A agitação tomava o coletivo. Pessoas impacientes pós-rotina de trabalho, impacientes pelo tempo de espera, impacientes pelo desserviço dos serviços públicos e privados, impacientes pela exaustão dos corpos e do espírito, impacientes, impacientes, impacientes... Pessoas que respiravam, além do oxigênio, o ar tóxico e perturbador da insatisfação.

Eram seres comuns, como eu e você, marcadas pelo anonimato e, sobretudo, pelo manto da invisibilidade social.

Eu estava lá. Inconscientemente, comecei a acompanhar atenta o movimento dos ambulantes tão cansados quanto as molas enferrujadas daquele motor barulhento. Vendiam pipocas, doces aos montes, água mineral. Esgueiravam-se como borracha para passar entre os passageiros que encontravam-se no corredor do ônibus.

Mochilas, bolsas, livros, sacolas. Via braços e pernas que aparentavam o ápice do cansaço.

Na verdade, a atenção faltava-lhes. Digo, faltava-nos. Eu estava lá também. Mas permita-me especificar tal atenção: não me refiro àquela em que um filho se joga em direção ao chão em troca de um afago gentil do pai relapso, falo da atenção respeitosa e deliberada. Falo sobre a ausência do olhar superior deles, do olhar superior Dele. Falo sobre o descaso do salário compendioso e atrasado, sobre as precariedades diversas, sobre a ânsia diária por dias melhores.
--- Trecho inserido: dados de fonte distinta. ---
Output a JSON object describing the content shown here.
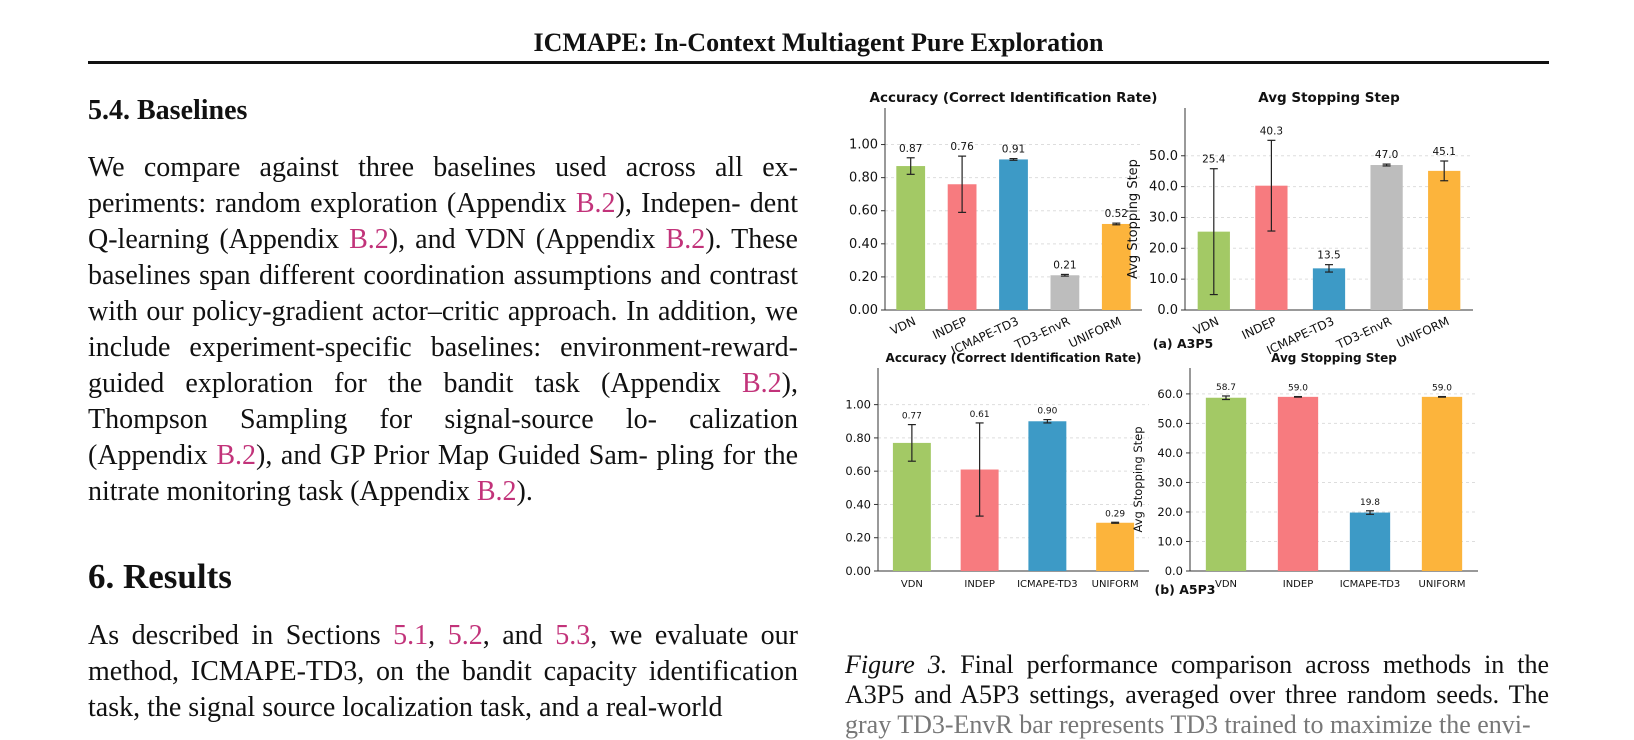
{
  "running_head": "ICMAPE: In-Context Multiagent Pure Exploration",
  "section_54": {
    "heading": "5.4. Baselines",
    "parts": [
      "We compare against three baselines used across all ex- periments: random exploration (Appendix ",
      "B.2",
      "), Indepen- dent Q-learning (Appendix ",
      "B.2",
      "), and VDN (Appendix ",
      "B.2",
      "). These baselines span different coordination assumptions and contrast with our policy-gradient actor–critic approach. In addition, we include experiment-specific baselines: environment-reward-guided exploration for the bandit task (Appendix ",
      "B.2",
      "), Thompson Sampling for signal-source lo- calization (Appendix ",
      "B.2",
      "), and GP Prior Map Guided Sam- pling for the nitrate monitoring task (Appendix ",
      "B.2",
      ")."
    ]
  },
  "section_6": {
    "heading": "6. Results",
    "parts": [
      "As described in Sections ",
      "5.1",
      ", ",
      "5.2",
      ", and ",
      "5.3",
      ", we evaluate our method, ICMAPE-TD3, on the bandit capacity identification task, the signal source localization task, and a real-world"
    ]
  },
  "colors": {
    "VDN": "#a3c965",
    "INDEP": "#f77b7f",
    "ICMAPE-TD3": "#3d9ac6",
    "TD3-EnvR": "#bdbdbd",
    "UNIFORM": "#fcb43c",
    "link": "#c2337a"
  },
  "chart_data": [
    {
      "panel": "(a) A3P5",
      "type": "bar",
      "title": "Accuracy (Correct Identification Rate)",
      "xlabel": "",
      "ylabel": "Accuracy",
      "categories": [
        "VDN",
        "INDEP",
        "ICMAPE-TD3",
        "TD3-EnvR",
        "UNIFORM"
      ],
      "values": [
        0.87,
        0.76,
        0.91,
        0.21,
        0.52
      ],
      "value_labels": [
        "0.87",
        "0.76",
        "0.91",
        "0.21",
        "0.52"
      ],
      "error": [
        0.05,
        0.17,
        0.005,
        0.005,
        0.005
      ],
      "ylim": [
        0,
        1.1
      ],
      "yticks": [
        "0.00",
        "0.20",
        "0.40",
        "0.60",
        "0.80",
        "1.00"
      ],
      "rotate_ticks": true,
      "grid": true
    },
    {
      "panel": "(a) A3P5",
      "type": "bar",
      "title": "Avg Stopping Step",
      "xlabel": "",
      "ylabel": "Avg Stopping Step",
      "categories": [
        "VDN",
        "INDEP",
        "ICMAPE-TD3",
        "TD3-EnvR",
        "UNIFORM"
      ],
      "values": [
        25.4,
        40.3,
        13.5,
        47.0,
        45.1
      ],
      "value_labels": [
        "25.4",
        "40.3",
        "13.5",
        "47.0",
        "45.1"
      ],
      "error": [
        20.4,
        14.7,
        1.2,
        0.3,
        3.2
      ],
      "ylim": [
        0,
        59
      ],
      "yticks": [
        "0.0",
        "10.0",
        "20.0",
        "30.0",
        "40.0",
        "50.0"
      ],
      "rotate_ticks": true,
      "grid": true
    },
    {
      "panel": "(b) A5P3",
      "type": "bar",
      "title": "Accuracy (Correct Identification Rate)",
      "xlabel": "",
      "ylabel": "Accuracy",
      "categories": [
        "VDN",
        "INDEP",
        "ICMAPE-TD3",
        "UNIFORM"
      ],
      "values": [
        0.77,
        0.61,
        0.9,
        0.29
      ],
      "value_labels": [
        "0.77",
        "0.61",
        "0.90",
        "0.29"
      ],
      "error": [
        0.11,
        0.28,
        0.01,
        0.003
      ],
      "ylim": [
        0,
        1.1
      ],
      "yticks": [
        "0.00",
        "0.20",
        "0.40",
        "0.60",
        "0.80",
        "1.00"
      ],
      "rotate_ticks": false,
      "grid": true
    },
    {
      "panel": "(b) A5P3",
      "type": "bar",
      "title": "Avg Stopping Step",
      "xlabel": "",
      "ylabel": "Avg Stopping Step",
      "categories": [
        "VDN",
        "INDEP",
        "ICMAPE-TD3",
        "UNIFORM"
      ],
      "values": [
        58.7,
        59.0,
        19.8,
        59.0
      ],
      "value_labels": [
        "58.7",
        "59.0",
        "19.8",
        "59.0"
      ],
      "error": [
        0.6,
        0.1,
        0.6,
        0.1
      ],
      "ylim": [
        0,
        62
      ],
      "yticks": [
        "0.0",
        "10.0",
        "20.0",
        "30.0",
        "40.0",
        "50.0",
        "60.0"
      ],
      "rotate_ticks": false,
      "grid": true
    }
  ],
  "subfigure_labels": [
    "(a) A3P5",
    "(b) A5P3"
  ],
  "caption": {
    "label": "Figure 3.",
    "text": "Final performance comparison across methods in the A3P5 and A5P3 settings, averaged over three random seeds. The",
    "line3": "gray TD3-EnvR bar represents TD3 trained to maximize the envi-"
  }
}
Eu estava lá e sentia também.

Na ausência desse olhar cativo, os olhares baldios daquela condução indicavam o esgotamento mais danoso que o homem pode experimentar. Não sou vidente - longe de mim assumir tal posto - mas atrevi-me à possibilidade psicológica da análise. Observei o homem de quase 50 anos, com uns 25 anos de trabalho nas costas, levando consigo uma pequena sacola de compras nas mãos. Vi também a moça que trabalha na loja do shopping, aquela loja que a submete a passar o dia inteiro correndo de um lado para o outro com uma pequena pausa de 1 hora de almoço e um salário comercial na conta corrente, mensalmente, a cada dia 10. Vi o aluno com a fardinha do colégio, ele também me viu, eu estava lá. Nos cumprimentamos com um leve balançar de cabeça, um sorriso contido e um olhar silencioso.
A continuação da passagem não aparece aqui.